Absolutely does not have to be carbon. Oftentimes carbon shouldn’t be the choice. Nothing wrong per se with aluminum - some manufacturers like Cannondale do great things with it. And hey, no rust! Titanium is a great higher-end alternative to carbon as well. Heck, some small, “craft” shops are reviving steel for their custom bikes. Many, many factors involved.
The old adage is you want build quality, stiffness, and low price in your bike - but you can only have two out of the three. Obviously frame is the biggest factor in weight, but wheelsets and components matter too (as you noted). And of course, as coach used to say, you can spend thousands to shave a couple kilos’ weight off your bike, or next-to-nothing to shave a couple kilos’ weight off your backside.
My personal take on carbon is that - for non-elites - many people get carbon because it’s the “in” thing, and what they see online and at big events.
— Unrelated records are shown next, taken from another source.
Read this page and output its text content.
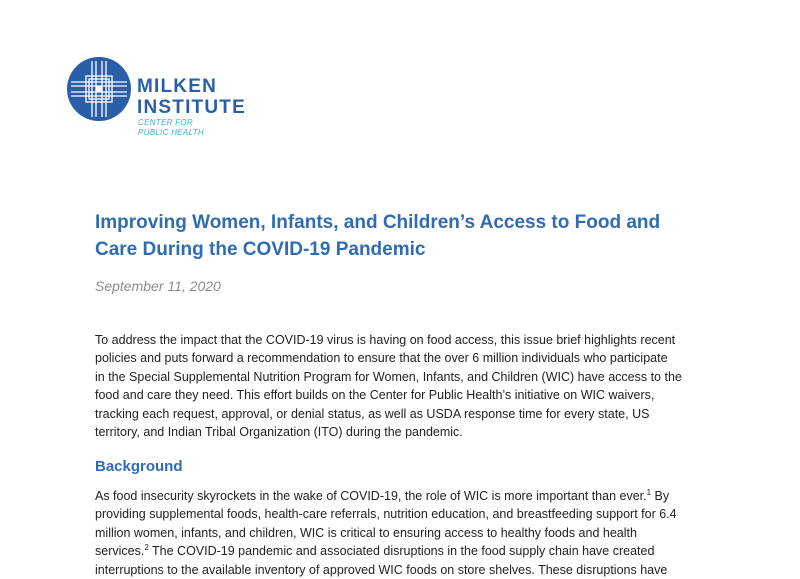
MILKEN
INSTITUTE
CENTER FOR
PUBLIC HEALTH
Improving Women, Infants, and Children’s Access to Food and
Care During the COVID-19 Pandemic
September 11, 2020

To address the impact that the COVID-19 virus is having on food access, this issue brief highlights recent
policies and puts forward a recommendation to ensure that the over 6 million individuals who participate
in the Special Supplemental Nutrition Program for Women, Infants, and Children (WIC) have access to the
food and care they need. This effort builds on the Center for Public Health’s initiative on WIC waivers,
tracking each request, approval, or denial status, as well as USDA response time for every state, US
territory, and Indian Tribal Organization (ITO) during the pandemic.

Background

As food insecurity skyrockets in the wake of COVID-19, the role of WIC is more important than ever.$^1$ By
providing supplemental foods, health-care referrals, nutrition education, and breastfeeding support for 6.4
million women, infants, and children, WIC is critical to ensuring access to healthy foods and health
services.$^2$ The COVID-19 pandemic and associated disruptions in the food supply chain have created
interruptions to the available inventory of approved WIC foods on store shelves. These disruptions have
Great material, and clearly a lot of benefit to both the manufacturer and the buyer, but there’s a cost/benefit with everything. As an example, build quality and long-term endurance re: carbon long-term is an open question. Issues cropping up in older, or less expensive carbon bikes with lower build quality, fiber delamination, and the difficulty and expense of detecting, testing, and repairing damage to those frames. Just recently read an article in Outside Magazine along these lines from a couple years’ back (not to scare you!):
(FWIW, I happily raced an aluminum bike for a number of years - beats you up a little on rough roads, but endured a long time).
Happy riding with whatever you’re on.